Мне позвонил приятель и попросил телефон Эдуарда Успенского. Оказалось, что это нужно одному голландцу, который изготовляет и распространяет по всему миру постеры, а мой знакомый был его представителем в России. Голландец хотел сделать постеры с Чебурашкой. Я позвонил Эдику, однако он отреагировал как-то вяло, сказал без всякого энтузиазма: «Ну дай телефон». И оказался прав: потом я узнал, что у них ничего не вышло из-за проблем с авторскими правами. Мир не увидел постеров с Чебурашкой, а наши авторы не получили ни 50, ни 25, ни каких-либо других процентов.
Пройдут годы, затихнут все нынешние споры и дрязги. Эдуарда Николаевича Успенского будут оценивать наши потомки, и оценивать по делам. Он вошёл в мир детей, да и взрослых, стал частью их сознания своими героями, остроумными фразами, песнями, которые поются, когда хочется петь. Я встречал людей, которые говорили прямо цитатами из Успенского. Да, он именно – часть нашего мира, и без него этот мир уже не может существовать.
Григорий Остер
Из интервью…
– Две литературные школы в России – ещё, пожалуй, и третья, то есть фантастика – созданы советской властью и цензурой: всё, чему не давали существовать, уходило либо в детскую литературу, либо в переводы. Юрий Коваль начинал как потрясающий взрослый прозаик, Эдуард Успенский – как взрослый сатирик. Генрих Сапгир – сложнейший авангардный поэт. Валентин Берестов. Борис Заходер. Да мало ли! Десятки серьёзных писателей спрятались в нишах детской поэзии, и это, как я теперь понимаю, к лучшему. Если действительно хочешь изменить что-то – начинать надо с детей. И Норштейн прятался в кукольной детской мультипликации, когда ему не давали запускаться со своими гениальными взрослыми фильмами. Ведь всю пластику Удава, Мартышки и Слонёнка придумал он. Я написал в сценарии, что Удав кладёт голову на хвост в позе роденовского мыслителя, но даже не представлял себе, что это можно так гениально осуществить.
– Ну, во-первых, такая бизнес-хватка есть не у всех детских писателей, а только у меня и Успенского. Причём Эдуард Николаевич выступил в качестве моего учителя на этом нелёгком поприще. Что интересно, он никогда не учил меня писать, но всегда обучал методам подпольной борьбы с чиновниками! Ведь как ещё Пушкин говорил: «Не продается вдохновенье, но можно рукопись продать!»

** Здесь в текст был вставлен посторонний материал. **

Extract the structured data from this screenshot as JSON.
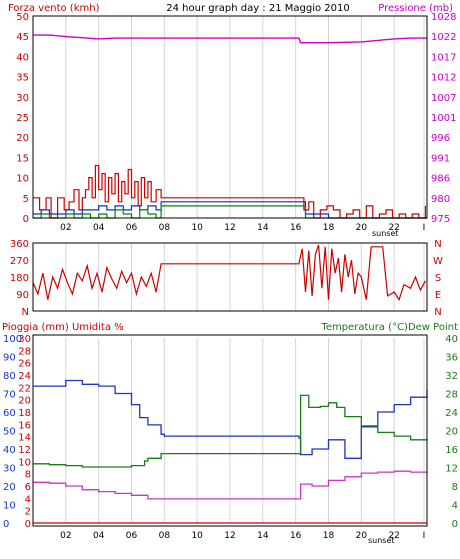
{
  "colors": {
    "wind": "#cc0000",
    "wind_avg": "#0033cc",
    "wind_min": "#008800",
    "pressure": "#cc00cc",
    "direction": "#cc0000",
    "rain": "#cc0000",
    "humidity": "#1a36c6",
    "temperature": "#1a7a1a",
    "dewpoint": "#cc33cc",
    "grid": "#d4d4d4",
    "frame": "#000000",
    "left_axis_1": "#cc0000",
    "left_axis_3": "#1a36c6"
  },
  "header": {
    "title": "24 hour graph day : 21 Maggio 2010"
  },
  "chart_data": [
    {
      "type": "line",
      "title": "24 hour graph day : 21 Maggio 2010",
      "ylabel": "Forza vento (kmh)",
      "y2label": "Pressione (mb)",
      "ylim": [
        0,
        50
      ],
      "y2lim": [
        975,
        1028
      ],
      "yticks": [
        "0",
        "5",
        "10",
        "15",
        "20",
        "25",
        "30",
        "35",
        "40",
        "45",
        "50"
      ],
      "y2ticks": [
        "975",
        "980",
        "986",
        "991",
        "996",
        "1001",
        "1007",
        "1012",
        "1017",
        "1022",
        "1028"
      ],
      "xticks": [
        "02",
        "04",
        "06",
        "08",
        "10",
        "12",
        "14",
        "16",
        "18",
        "20",
        "22",
        "I"
      ],
      "annotation": "sunset",
      "x_range": [
        0,
        24
      ],
      "series": [
        {
          "role": "wind_gust",
          "x": [
            0,
            0.4,
            0.8,
            1.1,
            1.5,
            1.9,
            2.2,
            2.5,
            2.8,
            3.0,
            3.2,
            3.4,
            3.6,
            3.8,
            4.0,
            4.2,
            4.4,
            4.6,
            4.8,
            5.0,
            5.2,
            5.4,
            5.6,
            5.8,
            6.0,
            6.2,
            6.4,
            6.6,
            6.8,
            7.0,
            7.2,
            7.5,
            7.8,
            16.2,
            16.5,
            16.8,
            17.1,
            17.5,
            17.9,
            18.3,
            18.7,
            19.1,
            19.5,
            19.9,
            20.3,
            20.7,
            21.1,
            21.5,
            21.9,
            22.3,
            22.7,
            23.1,
            23.5,
            23.9
          ],
          "values": [
            5,
            2,
            5,
            0,
            5,
            2,
            4,
            7,
            2,
            5,
            7,
            10,
            5,
            13,
            7,
            11,
            4,
            10,
            6,
            11,
            4,
            9,
            6,
            12,
            5,
            9,
            3,
            10,
            5,
            9,
            4,
            7,
            5,
            5,
            2,
            4,
            0,
            2,
            3,
            2,
            0,
            1,
            2,
            0,
            3,
            0,
            1,
            2,
            0,
            1,
            0,
            1,
            0,
            3
          ]
        },
        {
          "role": "wind_average",
          "x": [
            0,
            0.5,
            1.0,
            1.5,
            2.0,
            2.5,
            3.0,
            3.5,
            4.0,
            4.5,
            5.0,
            5.5,
            6.0,
            6.5,
            7.0,
            7.5,
            7.8,
            16.2,
            16.6,
            17.0,
            17.5,
            18.0,
            18.5,
            19.0,
            20.0,
            21.0,
            22.0,
            23.0,
            24.0
          ],
          "values": [
            1,
            2,
            1,
            1,
            2,
            1,
            2,
            2,
            3,
            2,
            3,
            2,
            3,
            2,
            3,
            2,
            4,
            4,
            1,
            1,
            1,
            0,
            0,
            0,
            0,
            0,
            0,
            0,
            0
          ]
        },
        {
          "role": "wind_minimum",
          "x": [
            0,
            0.5,
            1.0,
            1.5,
            2.0,
            2.5,
            3.0,
            3.5,
            4.0,
            4.5,
            5.0,
            5.5,
            6.0,
            6.5,
            7.0,
            7.5,
            7.8,
            16.2,
            16.6,
            17.0,
            18.0,
            20.0,
            22.0,
            24.0
          ],
          "values": [
            0,
            1,
            0,
            0,
            1,
            0,
            1,
            0,
            1,
            0,
            2,
            1,
            0,
            2,
            1,
            0,
            3,
            3,
            0,
            0,
            0,
            0,
            0,
            0
          ]
        },
        {
          "role": "pressure",
          "axis": "right",
          "x": [
            0,
            1,
            2,
            3,
            4,
            5,
            6,
            7,
            8,
            10,
            12,
            14,
            16.2,
            16.3,
            18,
            20,
            21,
            22,
            23,
            24
          ],
          "values": [
            1023.0,
            1023.0,
            1022.6,
            1022.3,
            1022.0,
            1022.2,
            1022.2,
            1022.2,
            1022.2,
            1022.2,
            1022.2,
            1022.2,
            1022.2,
            1021.0,
            1021.0,
            1021.2,
            1021.6,
            1022.0,
            1022.2,
            1022.2
          ]
        }
      ]
    },
    {
      "type": "line",
      "ylabel": "",
      "ylim": [
        0,
        360
      ],
      "yticks": [
        "N",
        "90",
        "180",
        "270",
        "360"
      ],
      "y2ticks": [
        "N",
        "E",
        "S",
        "W",
        "N"
      ],
      "x_range": [
        0,
        24
      ],
      "series": [
        {
          "role": "wind_direction",
          "x": [
            0,
            0.3,
            0.6,
            0.9,
            1.2,
            1.5,
            1.8,
            2.1,
            2.4,
            2.7,
            3.0,
            3.3,
            3.6,
            3.9,
            4.2,
            4.5,
            4.8,
            5.1,
            5.4,
            5.7,
            6.0,
            6.3,
            6.6,
            6.9,
            7.2,
            7.5,
            7.8,
            16.2,
            16.4,
            16.6,
            16.8,
            17.0,
            17.2,
            17.4,
            17.6,
            17.8,
            18.0,
            18.2,
            18.4,
            18.6,
            18.8,
            19.0,
            19.2,
            19.4,
            19.6,
            19.8,
            20.0,
            20.3,
            20.6,
            21.0,
            21.3,
            21.6,
            22.0,
            22.3,
            22.6,
            23.0,
            23.3,
            23.6,
            23.9
          ],
          "values": [
            150,
            90,
            200,
            60,
            180,
            120,
            220,
            150,
            90,
            200,
            160,
            240,
            120,
            200,
            100,
            230,
            170,
            120,
            210,
            150,
            200,
            90,
            180,
            130,
            200,
            100,
            250,
            250,
            330,
            100,
            320,
            80,
            300,
            350,
            120,
            340,
            60,
            330,
            200,
            280,
            100,
            300,
            180,
            270,
            90,
            200,
            180,
            60,
            340,
            340,
            340,
            80,
            100,
            60,
            140,
            120,
            180,
            110,
            160
          ]
        }
      ]
    },
    {
      "type": "line",
      "ylabel": "Pioggia (mm)  Umidita %",
      "y2label": "Temperatura (°C)Dew Point",
      "ylim": [
        0,
        100
      ],
      "y2lim": [
        0,
        40
      ],
      "rain_ticks": [
        "0",
        "2",
        "4",
        "6",
        "8",
        "10",
        "12",
        "14",
        "16",
        "18",
        "20",
        "22",
        "24",
        "26",
        "28",
        "30"
      ],
      "humidity_ticks": [
        "0",
        "10",
        "20",
        "30",
        "40",
        "50",
        "60",
        "70",
        "80",
        "90",
        "100"
      ],
      "y2ticks": [
        "0",
        "4",
        "8",
        "12",
        "16",
        "20",
        "24",
        "28",
        "32",
        "36",
        "40"
      ],
      "xticks": [
        "02",
        "04",
        "06",
        "08",
        "10",
        "12",
        "14",
        "16",
        "18",
        "20",
        "22",
        "I"
      ],
      "annotation": "sunset",
      "x_range": [
        0,
        24
      ],
      "series": [
        {
          "role": "humidity",
          "x": [
            0,
            1,
            2,
            3,
            4,
            5,
            6,
            6.5,
            7,
            7.8,
            8,
            10,
            12,
            14,
            16.2,
            16.3,
            17,
            18,
            19,
            20,
            21,
            22,
            23,
            24
          ],
          "values": [
            74,
            74,
            77,
            75,
            74,
            70,
            64,
            57,
            53,
            48,
            47,
            47,
            47,
            47,
            46,
            37,
            40,
            45,
            35,
            52,
            60,
            64,
            68,
            72
          ]
        },
        {
          "role": "temperature",
          "axis": "right",
          "x": [
            0,
            1,
            2,
            3,
            4,
            5,
            6,
            6.8,
            7.0,
            7.8,
            8,
            10,
            12,
            14,
            16.2,
            16.3,
            16.8,
            17.5,
            18.0,
            18.5,
            19.0,
            20.0,
            21.0,
            22.0,
            23.0,
            24.0
          ],
          "values": [
            12.8,
            12.6,
            12.4,
            12.1,
            12.1,
            12.1,
            12.4,
            13.4,
            14.0,
            15.0,
            15.0,
            15.0,
            15.0,
            15.0,
            15.0,
            27.6,
            25.0,
            25.2,
            26.0,
            25.0,
            23.0,
            21.0,
            19.6,
            18.8,
            18.0,
            17.8
          ]
        },
        {
          "role": "dew_point",
          "axis": "right",
          "x": [
            0,
            1,
            2,
            3,
            4,
            5,
            6,
            7,
            8,
            10,
            12,
            14,
            16.2,
            16.3,
            17,
            18,
            19,
            20,
            21,
            22,
            23,
            24
          ],
          "values": [
            8.8,
            8.6,
            8.0,
            7.2,
            6.8,
            6.4,
            6.0,
            5.2,
            5.2,
            5.2,
            5.2,
            5.2,
            5.2,
            8.4,
            8.0,
            9.2,
            10.0,
            10.8,
            11.0,
            11.2,
            11.0,
            10.8
          ]
        },
        {
          "role": "rain",
          "x": [
            0,
            24
          ],
          "values": [
            0,
            0
          ]
        }
      ]
    }
  ]
}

– О, это целая история! Любой чинуша всегда боится скандала! Его не интересует ни идеология, ни что-либо другое. Он боится лишь одного: потерять своё тёплое место, то самое, что он так хорошо нагрел своей задницей. В этом смысле куда проще было противостоять чиновникам тоталитарным. Они страсть как боялись брать на себя ответственность! Им было удобнее скинуть задачу на кого-то иного. А тот – ещё на кого-то. И так до бесконечности. Вот почему многие книги писателей так долго пролёживали в издательствах, а не выходили в печать. Их же мурыжили по полной программе. Чинушам было куда удобнее ничего вообще не издавать. Они так и думали: «Вот это её сейчас читать, подвергать цензуре. А вдруг крамольное что-то пропущу? Лучше вообще ничего не делать – так спокойнее»… Иногда претензии бывали очень смешные. Из «Простоквашино», например, у Эдика хотели вырезать реплику Шарика о том, что мясо надо покупать в магазине, потому что там костей больше.
Так что скандал с чиновником важно начинать сразу – не сходя так сказать с места. И вот тут Успенскому просто не было равных! Он делал такое мрачное и чуть огорчённое лицо: «Что, печатать не будешь?». И дальше поднимался ор и хай. И чтобы избавиться от бешеного Успенского и меня иже с ним – книгам давали свет. Это же простая психология. Раз кричат – значит, прибежит разбираться начальник. А зачем бюрократу начальник? Вот так и боролись, и нас печатали, даже когда книги вообще больше ни у кого не выходили. Что любопытно, нынешних чиновников скандалом не возьмёшь. Их вообще сейчас ничем нельзя пронять. Они бронированные какие-то! Им всё безразлично. Кроме бабла, которое они всячески гребут под себя. Так что наш боевой опыт, можно сказать, устарел. Приходится крутиться.